However, I also know that AWWA Manual (of Water Supply Practices) M23, "PVC Pipe - Design and Installation" on the other hand says 18-20 inch casing pipe is "Recommended" for 12" pvc pipe.
For whatever it is worth, I believe the AWWA Manual M41 or C600 standard guidelines talking about casings for 12" ductile iron pipe (and as approved by other committees etc.) does in effect direct one to use ~24" casing pipe.

 

[cvg]

first, these (AWWA) requirements are for minimum casing sizes - many agencies have discovered that larger casings are better for a variety of reasons.

second, precise alignment and slope is not as important with pressurized waterlines as is presumed to be the case with the AWWA guidelines. Slope is much more critical in gravity lines which either requires greater accuracy on the casing pipe, or some means to adjust the slope on the carrier pipe to meet the designers requirements for slope.

According to our local standards, the "minimum" casing size for the 12" pvc would be closer to 28" which accounts for the pipe wall thickness and the thickness of the bell and spigot joints.

 

[rconner]

I think we are all in agreement that what you are saying is pretty much understood, but while not speaking to any wisdom of the guidance the word "Minimum" does not now appear in the Table 7-1 of "Recommended..." casing sizes for various size pvc pipes in AWWA M23. Incidentally, I suspect larger casing sizes are probably also most helpful (as long as the pipes are not grouted in!) if in the future someone wants to remove and/or upsize the line!

 

[itsleighton]

Just to give those who were curious an update-- we potholed the casing in different spots and took shots. The casing is straight- horizontally and vertically-- We cut into the casing and it had filled up with water causing the pipe to float- when we cut it, the water flowed out and the pipe dropped- the manhole is now flowing at the correct speed and depth.

I appreciate the insight.
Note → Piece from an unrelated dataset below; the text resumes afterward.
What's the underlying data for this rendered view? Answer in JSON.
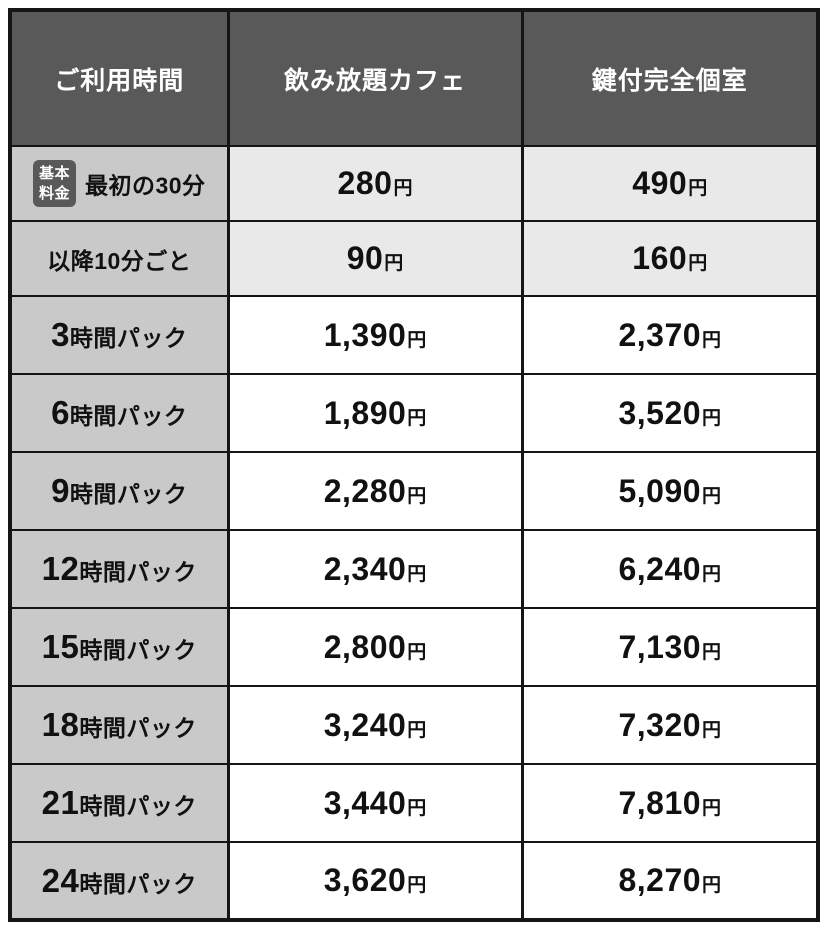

Even though the points some made were not the case, I will keep them in mind next time we are told to do a bore that long with that size casing and carrier pipe type. Again-- thanks for your replies and interest.

 

[bimr]

I am glad to see that your situation worked itself out.

However, it is still somewhat surprising to hear that the casing is straight horizontally and vertically over that distance. Must be an excellent Contractor.

Also, how do you plan to keep the pipe centered in the casing when it fills up with water again?

 

[semo]

I've always understood that the minimum casing ID was to provide 2" clearance all around the maximum diameter of the carrier pipe. That is minimum and works fine on waterline; but, I think it smart to use larger casing on a sloped pipe in case the casing is not installed correctly.

I too am glad it worked out without considerable expense.

Towards Bimr's last post, we had older designs which called for the void between the carrier and casing to be filled with sand. A sand blaster hose can be pushed into the void to the center, sand blown and the hose pulled out as the void fills. The ends were then grouted closed.

Newer designs use casing spacers spaced appropriately to prevent the pipe from floating or sagging then end seals used at the ends. Sounds like the spacers were inadequate in number or were cut at the top allowing part of the pipe to float up unevenly. I would fill the void with sand to prevent the pipe from floating again. Sand is easier to remove with a vac truck than grout is.

 

[rconner]

While I was not involved in deliberations that I suspect went on and that probably involved much thought concerning many design, installation, and maybe even future aspects (and likely based on some user experience existing even before that time with gray cast iron and ductile cast iron water pipelines), for whatever it is worth I believe however that consensus AWWA standard C600 and subsequent AWWA manual M41 for ductile iron pipe along with some other guidance for such installations have contained the wording, “The casing pipe should be 6–8 in. (150–200 mm) larger than the outside diameter of the ductile-iron pipe bells.” [This would appear at least to allow the user of ductile iron piping to sort of base the sizing on the actual ductile iron pipe and joint etc. they are e.g. asking the Contractor to push or pull etc. through the casing on that specific job.] Special structures that ductile iron pipelines could be run through can of course theoretically be some smaller, and obviously can be even very much larger, witness “pipe galleries” in plants etc., utility corridors, or “utilidors” etc. where that is desired for whatever purposes of installation, maintenance, or future expansion etc., provided the pipes are sufficiently supported/fastened/restrained etc. for such passages.

With regard to putting “sand” around a pipe in a casing, I believe this has been done many times over the years at least with iron piping, and I wonder incidentally if in some cases when this is used if it might even be possible once any end bulkheads are removed to in effect “wash” the sand out one end with a simple water hose (I guess that might be easiest facilitated if there were a slight design vertical slope to the casing, at least if that were feasible for the pushing/guidance operation of the casing etc.) if this were desired for any future maintenance or upsizing etc.?